Some people do change, lose some part of themselves for any one of a hundred reasons, lose their taste for living; but I wasn’t going to argue with her about it. I said, “Maybe there’ll be a note. Would that convince you?”
“It might,” McCone said. “But I don’t think there’ll be a note. And if there is, it’ll probably be a fake. Dammit, Wolf, I think she was pushed. ”
“By who? For what reason?”
“I don’t know—yet. But something was bothering her, and I could see it getting worse in just the short time I’ve been here.”
“You mean she seemed despondent?”
“No. Very preoccupied about something. Upset. Worried, somehow.”
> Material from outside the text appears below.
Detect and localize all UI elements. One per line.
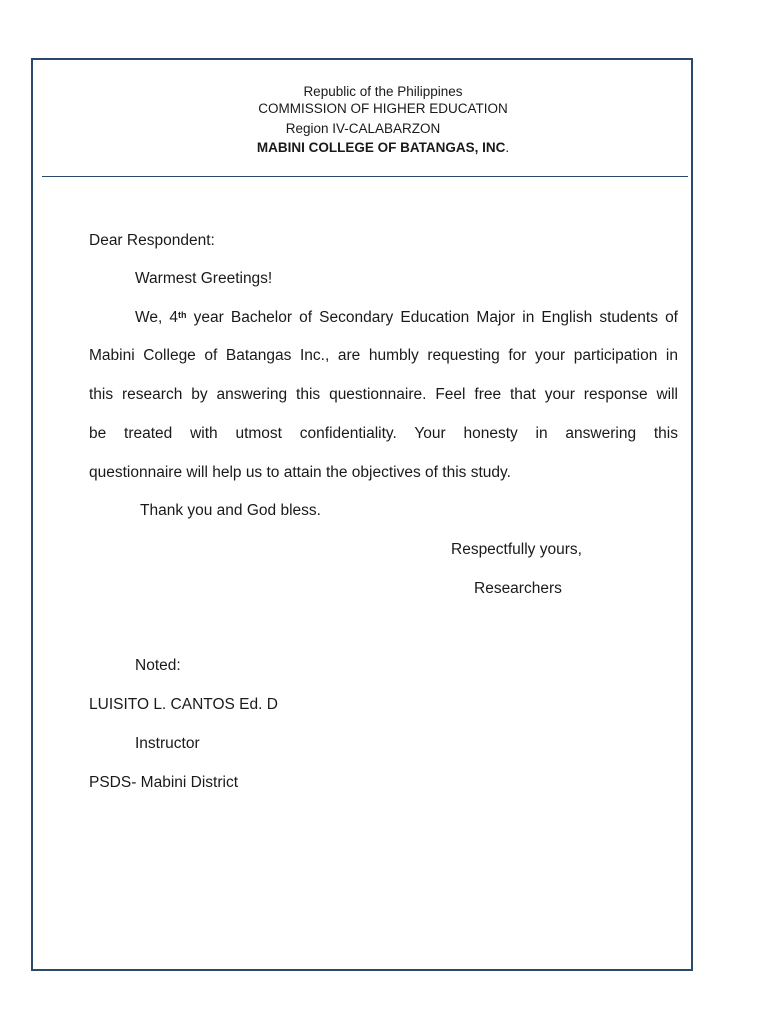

I remembered seeing her leave the hotel last night; that was how she’d impressed me, too. I asked, “Do you know a friend—a former friend—of hers named Rich?”
“Rich who?”
“I didn’t get his last name. He might have been a boyfriend once, although he seemed younger than her by several years. Handsome guy, wavy brown hair, gray-blue eyes with a peculiar look to them.”
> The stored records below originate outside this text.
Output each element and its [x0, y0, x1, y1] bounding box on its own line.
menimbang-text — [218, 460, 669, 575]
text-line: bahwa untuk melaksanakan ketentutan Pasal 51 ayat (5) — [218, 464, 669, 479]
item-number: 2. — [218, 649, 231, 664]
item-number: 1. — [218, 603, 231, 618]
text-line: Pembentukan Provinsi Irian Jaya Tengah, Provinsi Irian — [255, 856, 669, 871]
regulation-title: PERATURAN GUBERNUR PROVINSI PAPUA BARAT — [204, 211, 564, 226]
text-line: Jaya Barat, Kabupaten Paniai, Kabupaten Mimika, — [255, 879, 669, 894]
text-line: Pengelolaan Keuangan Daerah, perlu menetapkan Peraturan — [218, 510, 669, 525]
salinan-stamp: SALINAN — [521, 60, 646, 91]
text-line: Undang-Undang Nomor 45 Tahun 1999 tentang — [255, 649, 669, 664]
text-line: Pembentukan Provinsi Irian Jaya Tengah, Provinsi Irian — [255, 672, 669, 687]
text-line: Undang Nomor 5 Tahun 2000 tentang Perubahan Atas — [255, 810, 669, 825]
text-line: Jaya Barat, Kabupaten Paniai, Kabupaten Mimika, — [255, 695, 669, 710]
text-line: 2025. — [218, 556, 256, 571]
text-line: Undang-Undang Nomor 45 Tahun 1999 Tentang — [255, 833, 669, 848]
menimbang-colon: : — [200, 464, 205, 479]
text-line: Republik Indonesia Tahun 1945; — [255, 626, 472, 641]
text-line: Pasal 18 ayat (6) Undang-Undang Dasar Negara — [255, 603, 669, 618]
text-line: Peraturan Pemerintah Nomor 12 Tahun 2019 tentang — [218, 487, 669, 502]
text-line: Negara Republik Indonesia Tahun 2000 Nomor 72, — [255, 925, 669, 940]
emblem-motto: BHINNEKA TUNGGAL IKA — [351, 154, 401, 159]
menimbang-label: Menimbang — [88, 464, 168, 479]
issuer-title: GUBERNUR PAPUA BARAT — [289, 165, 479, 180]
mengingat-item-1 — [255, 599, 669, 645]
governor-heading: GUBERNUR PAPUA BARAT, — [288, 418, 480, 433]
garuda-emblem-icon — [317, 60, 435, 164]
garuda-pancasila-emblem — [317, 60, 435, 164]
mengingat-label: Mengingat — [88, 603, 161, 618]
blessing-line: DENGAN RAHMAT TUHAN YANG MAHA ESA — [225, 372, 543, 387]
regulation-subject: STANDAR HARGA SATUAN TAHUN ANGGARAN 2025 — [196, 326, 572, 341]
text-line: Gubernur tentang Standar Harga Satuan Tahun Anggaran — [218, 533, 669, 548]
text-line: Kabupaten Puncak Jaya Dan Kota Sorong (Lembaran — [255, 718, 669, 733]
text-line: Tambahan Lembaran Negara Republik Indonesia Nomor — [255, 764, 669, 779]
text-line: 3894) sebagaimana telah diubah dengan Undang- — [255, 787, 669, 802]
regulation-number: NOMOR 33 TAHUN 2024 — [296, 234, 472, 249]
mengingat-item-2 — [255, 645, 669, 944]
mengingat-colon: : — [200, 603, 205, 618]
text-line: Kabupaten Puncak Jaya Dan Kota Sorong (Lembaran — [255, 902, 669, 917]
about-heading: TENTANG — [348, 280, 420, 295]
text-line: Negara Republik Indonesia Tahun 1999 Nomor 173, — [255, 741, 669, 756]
“I’ve never met anyone like that,” McCone said. “And Elaine never mentioned him. How do you know about this Rich?”
I told her about the little altercation here in the bar yesterday. McCone’s eyes narrowed; her mouth and jaw took on a determined set.
“I don’t like the sound of that,” she said. “Grabbing her arm, hurting her ... and she told you he’d done it before?”
“Bothered her in public before, yes. She didn’t say if he was in the habit of putting his hands on her. She didn’t seem to think he was dangerous.”
“What did you think?”
“Well . . . maybe. I didn’t like those eyes of his.”
“Did Elaine say he was an old boyfriend or what?”
“No. I asked her if he wa
s and she denied it, but I got the impression she might not be telling the truth. And he said something to some customers on the way out, something about a little spat between lovers .”
McCone did some more nibbling at her bourbon. “Did you tell Knowles all of this?”
“Sure.”
“What did he say?”
“That he’d look into it.”
“Well, so will I. Just in case he doesn’t look very hard.”
“Sharon . . .”
“Elaine was my friend,” she said. “I’m just not going to sit by and let the sheriffs department treat her death as an accident or a suicide.”
“If it was anything else, they’ll find it out. Don’t go messing around in it, stirring things up.”
That made her angry. She said, “I hate it when people start lecturing me. I’m not a little girl, Wolf. I’m a grown woman and I know what I’m doing.”
“I just don’t want you to get into trouble.”
“What makes you think I’m going to get into trouble?”
“Well, you’ve done it before, for personal reasons.”
“And you haven’t, I suppose?”
I didn’t say anything. She had me and she knew it. And I had been about to lecture her, like a father trying in his stumbling and bumbling way to explain the facts of life to his daughter. Why did I have to turn paternal with McCone every time I dealt with her? The last thing in the world I needed was a daughter who packed a .38, and the last thing in the world she needed was an old curmudgeon like me for a papa.
She finished her drink. When she put the glass down, her anger was gone and the look she gave me was softer. “I’d better be going,” she said.
“Going where?”
“My business, okay?”
“Yeah. Okay.”
She reached over and patted my arm. “Don’t worry,” she said. “I’ll be all right. This is just something I have to do. You know how that is, if anybody does.”